One additional element was still needed to form Sidley’s vision of the ideal EU practice. “We needed to add a world-class competition practice that could anchor the firm’s overall push to develop into a truly global enterprise,” according to Phillips. To that end, Lugard and Richard Weiner, a founder of the Brussels office and its first managing partner, succeeded in luring Stephen Kinsella, now head of the firm’s EU competition team, and several other high-profile competition lawyers, including Spinks, to Sidley.
This, in effect, completed the formation of the “three-legged stool” partners often reference when describing the firm’s strategy of having a trio of strong practices in Brussels—regulatory (primarily life sciences and environmental), antitrust/competition and trade.
By all accounts, the office is still infused with the same “start-up” energy of its early years—a palpable sense that everyone there feels, acutely, that they have played a major role in building something special from scratch.

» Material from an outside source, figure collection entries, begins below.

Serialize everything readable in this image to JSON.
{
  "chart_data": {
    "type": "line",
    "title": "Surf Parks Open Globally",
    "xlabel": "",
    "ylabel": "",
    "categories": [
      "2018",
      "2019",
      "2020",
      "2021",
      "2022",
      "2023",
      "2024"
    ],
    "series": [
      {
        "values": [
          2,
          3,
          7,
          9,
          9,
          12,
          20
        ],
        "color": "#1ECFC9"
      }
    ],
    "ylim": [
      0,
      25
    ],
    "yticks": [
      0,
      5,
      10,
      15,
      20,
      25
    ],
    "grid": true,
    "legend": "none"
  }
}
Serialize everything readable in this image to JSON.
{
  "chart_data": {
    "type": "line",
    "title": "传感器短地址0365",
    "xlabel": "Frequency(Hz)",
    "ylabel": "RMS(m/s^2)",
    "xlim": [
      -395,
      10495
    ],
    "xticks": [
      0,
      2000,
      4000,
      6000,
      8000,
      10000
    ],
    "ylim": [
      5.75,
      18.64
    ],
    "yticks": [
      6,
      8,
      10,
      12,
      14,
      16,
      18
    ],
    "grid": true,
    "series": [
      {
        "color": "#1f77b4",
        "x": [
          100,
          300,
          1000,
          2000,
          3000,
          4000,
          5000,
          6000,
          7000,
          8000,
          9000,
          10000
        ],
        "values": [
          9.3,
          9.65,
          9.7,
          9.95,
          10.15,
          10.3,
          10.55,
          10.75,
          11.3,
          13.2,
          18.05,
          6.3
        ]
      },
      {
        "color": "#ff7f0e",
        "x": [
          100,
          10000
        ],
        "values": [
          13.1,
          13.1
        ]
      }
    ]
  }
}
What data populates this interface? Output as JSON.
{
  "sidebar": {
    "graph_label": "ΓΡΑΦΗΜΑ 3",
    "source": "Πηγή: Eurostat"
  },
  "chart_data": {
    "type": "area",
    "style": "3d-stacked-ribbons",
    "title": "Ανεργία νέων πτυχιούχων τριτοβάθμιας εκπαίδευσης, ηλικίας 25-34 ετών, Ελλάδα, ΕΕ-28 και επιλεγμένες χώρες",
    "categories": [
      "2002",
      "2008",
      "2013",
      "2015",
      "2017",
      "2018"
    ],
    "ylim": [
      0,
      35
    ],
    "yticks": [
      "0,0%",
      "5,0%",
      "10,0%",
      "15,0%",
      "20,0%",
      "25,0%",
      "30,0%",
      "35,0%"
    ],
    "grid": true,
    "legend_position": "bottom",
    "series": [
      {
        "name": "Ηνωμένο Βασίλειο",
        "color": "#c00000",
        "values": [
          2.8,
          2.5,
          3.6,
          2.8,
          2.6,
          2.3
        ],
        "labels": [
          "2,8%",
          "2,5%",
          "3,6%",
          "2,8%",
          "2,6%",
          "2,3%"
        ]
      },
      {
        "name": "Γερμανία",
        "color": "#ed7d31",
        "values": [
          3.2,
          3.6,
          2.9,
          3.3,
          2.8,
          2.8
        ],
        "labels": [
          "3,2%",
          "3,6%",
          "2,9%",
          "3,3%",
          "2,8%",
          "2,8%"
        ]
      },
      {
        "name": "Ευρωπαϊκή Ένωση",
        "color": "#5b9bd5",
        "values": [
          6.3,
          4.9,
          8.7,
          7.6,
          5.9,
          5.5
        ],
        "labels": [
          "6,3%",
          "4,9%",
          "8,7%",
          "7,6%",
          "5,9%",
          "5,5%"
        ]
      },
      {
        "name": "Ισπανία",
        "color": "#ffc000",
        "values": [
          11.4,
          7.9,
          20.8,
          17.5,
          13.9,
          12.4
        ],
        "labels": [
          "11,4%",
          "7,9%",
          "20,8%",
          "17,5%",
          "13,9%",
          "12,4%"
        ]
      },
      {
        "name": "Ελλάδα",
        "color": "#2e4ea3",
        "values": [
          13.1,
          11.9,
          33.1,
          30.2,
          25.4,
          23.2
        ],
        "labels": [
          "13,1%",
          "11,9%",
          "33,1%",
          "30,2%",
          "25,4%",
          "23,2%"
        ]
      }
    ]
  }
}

This is easy to understand considering that the team hung out the proverbial shingle in 2003 with a couple of rented rooms and just four lawyers, including Weiner and Arnoud Willems, who now heads the firm’s EU Trade and Customs team. The office now boasts a total of 25 lawyers and 24 non-lawyer professionals.
A culture of cultivating talent
Carl-Michael Simon, a former associate in Brussels who is now Assistant General Counsel, International Vertex Pharmaceuticals in Switzerland, admired the ability of the partners, in particular Lugard, whom he calls a mentor, to foster talent and teamwork. “What I learned most was about excellence and collaboration. That was the standard—the values of Sidley,” he said.
The work he and others have undertaken in the Brussels office is exceedingly sophisticated. EU law is an amalgam of civil law and common law, a complex web that is crucial for global businesses to understand and appreciate. For this reason, the Sidley Brussels team mirrors what one would see just outside its office doors—a variety of cultural and national backgrounds.
“Our office is a microcosm of what you find in the city,” said Spinks. “Our people are from all over Europe and beyond. People often speak English at work but when they sit down to lunch they may speak a different language. And that language may not be one of the two main local languages—French and Dutch.” This, he said, adds an extra dimension to the practice that the firm actively cultivates.
Former associates remember the office’s culture fondly, particularly how it inspired and engaged junior lawyers. “When I first joined the competition team, it was just being formed,” recalled Hanne Melin, now Director Global Public Policy and Head of eBay, Inc. Public Policy Lab EMEA, a firm client. Melin, who practiced in Brussels for five years, said she came away from the experience “viewing the law not as a static thing but as something you could help shape and evolve.”
Melin vividly recalls walking down hallways with Kinsella on the way to client meetings, feeling they were a team. “As an associate, I always felt Kinsella trusted my ability to grow with the task,” she said.
Citing her time with Sidley as an important formative influence, Melin said, “I owe my legal training to the partners in Brussels—but even more important—I owe them my ambition to be a more innovative and creative lawyer.”